Otto Neurath’s contribution of the ISOTYPE (International System of Typographic Picture Education) system represents an important development in the area of communicative visual design. The success of this system demonstrates the necessity for a means of communication to cross linguistic, cultural, and other barriers – in this case, visual. While Neurath himself was not a graphic designer, much of his work revolved around the study of sociology, and his contribution of the ISOTYPE was a response to the idea that ‘visual methods–even the most careful charts and the most elaborate exhibits–are frequently confusing rather than enlightening, because their elements are unfamiliar’ (Neurath, Visual Education: A New Language).
I feel this thought is largely intriguing also in relation to the familiarity of photography.
To break it down further, the ISOTYPE system is a graphic language that was specifically designed to transcend the boundaries of cultural and language barriers. It is essentially a set of symbols that represent common concepts and send simple messages, which we see and decode near daily in the context of crosswalk signs, etc. It builds on a fundamental human understanding of reality and utilizes simplistic renderings of people completing various activities, where the symbols used are designed with qualities that make them universally understood.
So how does this translate to photography? Especially in light of the recent development of the digital camera, I would argue that the photograph has itself become a universally understood concept.

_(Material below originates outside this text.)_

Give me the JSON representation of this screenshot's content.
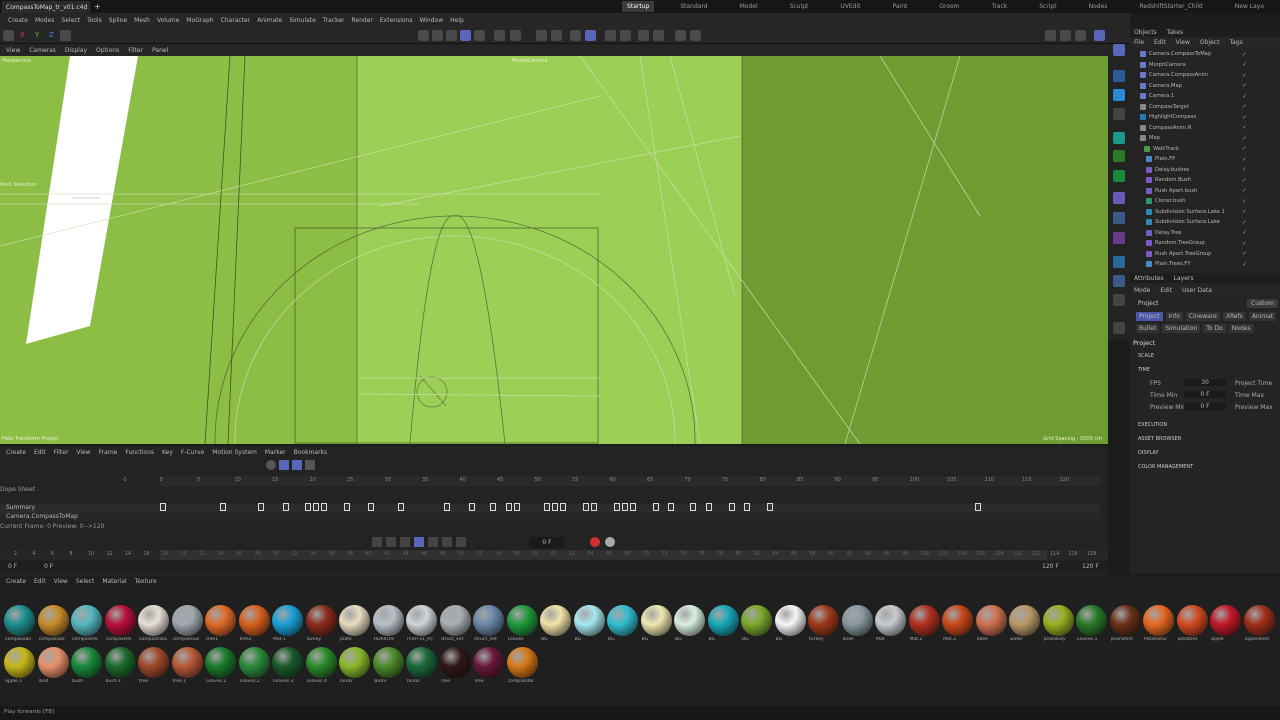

Because a large percentage of the population are familiar with the concept and process of photography, more specifically because they have personal experience with the medium , they are more likely to interject their own ideas of realism into a given piece of photo realistic visual communication, almost placing themselves within the scenario that the photo was taken. It’s almost as if photography has become its own language of subtly interactive visual communication, the implications of which could be limitless.
Granted, photography has been used as a means of visual communication for years, but if we understood its power as potentially universally understood conversation of sorts, how could we use it more effectively within the broader field of design and communication?
I think the big question is, how can we embrace digital processes within photography while also maintaining this fundamental connection between the viewer, the photograph, and understood reality?